KIBRIS’a konuşan Yaşlı Hakları ve Ruh Sağlığı Derneği Başkanı Prof. Dr. Hatice Jenkins de mecliste görüşülmesi beklenen yasa tasarısının geçmesi ile gerek devlet gerekse özel bakımevleri olsun hepsinin yeni binalara ve eğitilmiş personele ihtiyaç duyacağının altını çizerek, bu standartlara erişmek için devletin gerekli teşvikleri sağlaması ve özel girişimcileri desteklemesinin son derece önemli olduğunu açıkladı.
Gardiyanoğlu: Yasada boşluklar var
Sadık Gardiyanoğlu, KIBRIS TV canlı yayınında bakımevleri ve huzurevleri konusuna ilişkin soruları yanıtladı.
Bakımevleri ve huzurevleri konusunda yasada çok boşluk olduğuna değinen Gardiyanoğlu, uzun zamandır bu konularda yasal çalışma yapılmadığını kaydetti. “Ben bu eksikliklerin giderilebilmesine yönelik yasal çalışmanın yapılması için çalışmaları başlattım” diyen Gardiyanoğlu, “Herkes buralarının bize ait olduğunu düşünüyor ama bazıları Sağlık Bakanlığı, bazıları belediyeler tarafında.

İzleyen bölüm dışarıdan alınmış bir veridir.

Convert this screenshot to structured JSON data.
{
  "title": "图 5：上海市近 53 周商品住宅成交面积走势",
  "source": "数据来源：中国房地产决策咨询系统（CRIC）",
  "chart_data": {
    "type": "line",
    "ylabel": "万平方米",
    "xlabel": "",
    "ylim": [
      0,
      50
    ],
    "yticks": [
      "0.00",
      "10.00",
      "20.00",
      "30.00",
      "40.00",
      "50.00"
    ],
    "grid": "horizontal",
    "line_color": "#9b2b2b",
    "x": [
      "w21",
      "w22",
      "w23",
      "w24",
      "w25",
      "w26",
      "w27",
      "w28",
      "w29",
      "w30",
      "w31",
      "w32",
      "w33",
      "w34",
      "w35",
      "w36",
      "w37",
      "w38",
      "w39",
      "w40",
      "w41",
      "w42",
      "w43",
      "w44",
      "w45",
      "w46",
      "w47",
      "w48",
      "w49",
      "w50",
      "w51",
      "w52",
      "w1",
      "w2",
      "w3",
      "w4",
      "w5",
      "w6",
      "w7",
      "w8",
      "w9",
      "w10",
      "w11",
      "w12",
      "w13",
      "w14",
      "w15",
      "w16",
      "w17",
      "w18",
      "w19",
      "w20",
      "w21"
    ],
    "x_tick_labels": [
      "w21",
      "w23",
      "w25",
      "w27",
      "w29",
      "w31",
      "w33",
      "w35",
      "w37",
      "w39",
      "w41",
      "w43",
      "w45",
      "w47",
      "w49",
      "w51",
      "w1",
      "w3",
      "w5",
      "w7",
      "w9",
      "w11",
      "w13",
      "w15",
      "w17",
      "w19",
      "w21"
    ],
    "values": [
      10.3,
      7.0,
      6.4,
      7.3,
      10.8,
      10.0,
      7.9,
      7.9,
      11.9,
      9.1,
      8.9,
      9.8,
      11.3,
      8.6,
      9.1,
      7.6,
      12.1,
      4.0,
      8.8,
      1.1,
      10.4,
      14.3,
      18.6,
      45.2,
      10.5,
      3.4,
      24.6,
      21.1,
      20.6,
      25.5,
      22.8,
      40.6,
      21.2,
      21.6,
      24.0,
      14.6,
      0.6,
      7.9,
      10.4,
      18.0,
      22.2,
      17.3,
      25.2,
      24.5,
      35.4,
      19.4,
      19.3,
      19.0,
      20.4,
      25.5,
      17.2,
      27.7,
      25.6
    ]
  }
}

Bir karmaşa var ve bunların netleşmesi gerekiyor” ifadelerine yer verdi.
“Kapatma yetkimiz yok”
Yaşanan yasal sıkıntılarla ilgili örnekler de veren Sadık Gardiyanoğlu, Çalışma ve Sosyal Güvenlik Bakanlığı olarak bir yaşlı bakımevini biz denetleyebiliriz, eksiklikler tespit edersek mesela kapatma yetkimiz yoktur. Sadece bu eksiklikleri raporlayıp ilgili yerlere bildirebiliyoruz” dedi.
Yasa çalışması devam ederken bakımevleri ve huzurevleriyle ilgili çalışmalar yapmaktan geri durmadıklarını anlatan Gardiyanoğlu, sözlerine şöyle devam etti:
“Devleti oralara götüreceğiz”
“Çok güzel çalışmalarımız var. Mesela 2 yıl önce Mehmetçik ve Yenierenköy’de Sosyal Hizmetler bölümü personel olmadığından dolayı kapatılmıştı. 15 gün sonra Sayın Başbakan’la birlikte tekrar şubelerimizi açıyoruz.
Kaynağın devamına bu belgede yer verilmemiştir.